We will define each type of table before getting into the details. There are nine major types of tables in Oracle, as follows:

•\ Heap-organized tables: These are normal, standard database tables. Data is managed in a heap-like fashion. As data is added, the first free space found in the segment that can fit the data will be used. As data is removed from the table, it allows space to become available for reuse by subsequent INSERTs and UPDATEs. This is the origin of the name “heap” as it refers to this type of table. A heap is a bunch of space, and it is used in a somewhat random fashion.

•\ Index-organized tables: These tables are stored in an index structure. This imposes physical order on the rows themselves. Whereas in a heap the data is stuffed wherever it might fit, in index-organized tables (IOTs) the data is stored in sorted order, according to the primary key.

•\ Index clustered tables: Clusters are groups of one or more tables, physically stored on the same database blocks, with all rows that share a common cluster key value being stored physically near each other. Two goals are achieved in this structure. First, many tables may be stored physically joined together. Normally, you would expect data from only one table to be found on a database block, but with clustered tables, data from many tables may be stored on the same block. Second, all data that contains the same cluster key value, such as DEPTNO = 10, will be physically stored together. The data is clustered around the cluster key value. A cluster key is built using a B*Tree index. The advantage to index clustered tables is that disk I/O is reduced and query performance is improved when accessing tables that are frequently joined on the cluster key.

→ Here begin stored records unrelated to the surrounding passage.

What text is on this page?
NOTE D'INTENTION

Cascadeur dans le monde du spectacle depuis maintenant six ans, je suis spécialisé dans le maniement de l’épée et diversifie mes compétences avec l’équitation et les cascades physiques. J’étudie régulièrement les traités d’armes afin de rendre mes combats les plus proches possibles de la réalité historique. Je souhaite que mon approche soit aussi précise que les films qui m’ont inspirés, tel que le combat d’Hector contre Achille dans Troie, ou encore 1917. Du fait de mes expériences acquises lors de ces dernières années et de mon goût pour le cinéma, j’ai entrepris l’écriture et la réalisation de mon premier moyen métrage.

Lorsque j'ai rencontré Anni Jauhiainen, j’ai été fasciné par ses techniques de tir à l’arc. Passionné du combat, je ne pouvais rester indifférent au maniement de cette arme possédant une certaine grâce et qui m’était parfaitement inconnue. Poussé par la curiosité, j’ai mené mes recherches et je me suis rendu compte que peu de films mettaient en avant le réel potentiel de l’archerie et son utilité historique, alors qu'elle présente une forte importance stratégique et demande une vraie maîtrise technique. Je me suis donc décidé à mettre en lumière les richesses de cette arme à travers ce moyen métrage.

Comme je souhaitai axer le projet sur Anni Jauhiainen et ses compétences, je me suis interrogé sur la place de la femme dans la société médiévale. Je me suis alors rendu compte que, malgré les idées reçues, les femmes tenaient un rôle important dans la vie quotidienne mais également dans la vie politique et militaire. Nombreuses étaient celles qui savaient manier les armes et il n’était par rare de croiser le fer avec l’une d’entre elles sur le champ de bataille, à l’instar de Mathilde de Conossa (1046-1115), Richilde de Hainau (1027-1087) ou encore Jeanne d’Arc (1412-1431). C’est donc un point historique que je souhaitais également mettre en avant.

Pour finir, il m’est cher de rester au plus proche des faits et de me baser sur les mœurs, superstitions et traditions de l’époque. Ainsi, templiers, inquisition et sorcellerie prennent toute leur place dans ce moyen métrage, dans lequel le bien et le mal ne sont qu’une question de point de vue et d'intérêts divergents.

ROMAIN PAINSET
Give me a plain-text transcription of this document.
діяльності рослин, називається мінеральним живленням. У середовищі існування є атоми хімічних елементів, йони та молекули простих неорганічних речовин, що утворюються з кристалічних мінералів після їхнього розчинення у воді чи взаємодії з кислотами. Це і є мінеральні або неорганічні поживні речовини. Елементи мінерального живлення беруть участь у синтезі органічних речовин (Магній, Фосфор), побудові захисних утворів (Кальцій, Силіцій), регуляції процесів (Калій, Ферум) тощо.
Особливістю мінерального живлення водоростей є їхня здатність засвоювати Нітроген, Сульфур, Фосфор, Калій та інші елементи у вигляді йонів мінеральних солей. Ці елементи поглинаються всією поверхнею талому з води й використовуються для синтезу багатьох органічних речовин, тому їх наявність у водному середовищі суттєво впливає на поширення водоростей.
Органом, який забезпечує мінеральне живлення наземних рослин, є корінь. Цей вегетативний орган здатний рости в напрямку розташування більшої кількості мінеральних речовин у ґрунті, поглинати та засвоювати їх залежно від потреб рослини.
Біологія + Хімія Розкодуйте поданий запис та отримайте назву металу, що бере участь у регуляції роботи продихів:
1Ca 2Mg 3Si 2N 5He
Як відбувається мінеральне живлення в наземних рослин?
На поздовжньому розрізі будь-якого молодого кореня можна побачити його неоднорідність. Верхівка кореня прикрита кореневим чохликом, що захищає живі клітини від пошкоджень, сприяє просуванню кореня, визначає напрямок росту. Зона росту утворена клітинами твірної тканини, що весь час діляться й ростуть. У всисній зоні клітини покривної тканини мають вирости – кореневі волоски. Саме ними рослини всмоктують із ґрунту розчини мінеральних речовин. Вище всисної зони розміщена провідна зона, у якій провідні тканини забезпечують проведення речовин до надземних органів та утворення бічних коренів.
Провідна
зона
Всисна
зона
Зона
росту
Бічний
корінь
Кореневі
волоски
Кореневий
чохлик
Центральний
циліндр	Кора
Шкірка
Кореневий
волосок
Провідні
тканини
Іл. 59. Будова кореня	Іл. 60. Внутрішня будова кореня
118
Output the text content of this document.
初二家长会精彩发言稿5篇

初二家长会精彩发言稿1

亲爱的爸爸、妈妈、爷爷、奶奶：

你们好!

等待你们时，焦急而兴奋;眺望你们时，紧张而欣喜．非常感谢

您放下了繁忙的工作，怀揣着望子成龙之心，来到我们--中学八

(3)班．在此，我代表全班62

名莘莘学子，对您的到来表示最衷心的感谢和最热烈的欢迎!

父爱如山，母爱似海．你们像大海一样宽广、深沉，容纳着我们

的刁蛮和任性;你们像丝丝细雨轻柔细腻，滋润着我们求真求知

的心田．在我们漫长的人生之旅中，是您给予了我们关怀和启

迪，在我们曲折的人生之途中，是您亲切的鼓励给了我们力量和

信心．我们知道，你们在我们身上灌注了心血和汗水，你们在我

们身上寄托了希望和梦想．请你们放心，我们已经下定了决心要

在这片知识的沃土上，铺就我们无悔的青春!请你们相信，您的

•\ Hash clustered tables: These tables are similar to index clustered tables, but instead of using a B*Tree index to locate the data by cluster key, the hash cluster hashes the key to the cluster to arrive at the database block the data should be on. In a hash cluster, the data is the index (metaphorically speaking). These tables are appropriate for data that is read frequently via an equality comparison on the key.

•\ Sorted hash clustered tables: This table type combines some aspects of a hash clustered table with those of an IOT. The concept is as follows: you have some key value that rows will be hashed by (say, CUSTOMER_ID) and then a series of records related to that key that arrive in sorted order (timestamp-based records) and are processed in that sorted order. For example, a customer places orders in your order entry system, and these orders are retrieved and processed in a first in, first out (FIFO) manner. In such a system, a sorted hash cluster may be the right data structure for you.

•\ Nested tables: These are part of the object-relational extensions to Oracle. They are simply system-generated and maintained child tables in a parent/child relationship. They work much in the same way as EMP and DEPT in the SCOTT schema with the EMP table being the nested table. EMP is considered to be a child of the DEPT table, since the EMP table has a foreign key—DEPTNO—that points to DEPT. The main difference is that they are not stand-alone heap-organized tables.

•\ Temporary tables: These tables store scratch data for the life of a transaction or the life of a session. These tables allocate temporary extents, as needed, from the current user’s temporary tablespace. Each session will see only the extents that session allocates; it will never see any of the data created in any other session. Temporary tables allow you to temporarily persist data with the benefit of generating much less redo (and less undo as of Oracle 12c) than a regular heap-organized table (see Chapter 9 for a complete discussion on the redo and undo behavior of temporary tables).

•\ Object tables: These tables are created based on an object type. They have special attributes not associated with nonobject tables, such as a system-generated REF (object identifier) for each row. Object tables are really special cases of heap, index-organized, and temporary tables, and they may include nested tables as part of their structure as well.

•\ Blockchain tables: Blockchain tables are immutable (insert-only) tables. As rows are inserted, they are organized into a number of chains. Each row (except the first row in the chain of rows) is chained to the previous row. The rows are tamper-proof, meaning they cannot be removed or updated. Each row is signed with a cryptographic hash value which is based on the hash of the new data being inserted and the hash of the prior row in the chain. This allows companies to maintain a tamper-resistant audit trail of the current row and any historical transactions.

•\ External tables: The data in these tables are not stored in the database itself; rather, they reside outside of the database in ordinary operating system files (with the columns of data in the file usually demarcated by a delimiter or position). External tables give you the ability to query a file residing outside the database as if it were a normal heap-organized table inside the database. They are most useful as a means of getting data into the database (they are a very powerful data loading tool). Furthermore, external tables have an unload capability; this provides an easy way to move data between Oracle databases without using database links. We will look at external tables in some detail in Chapter 15.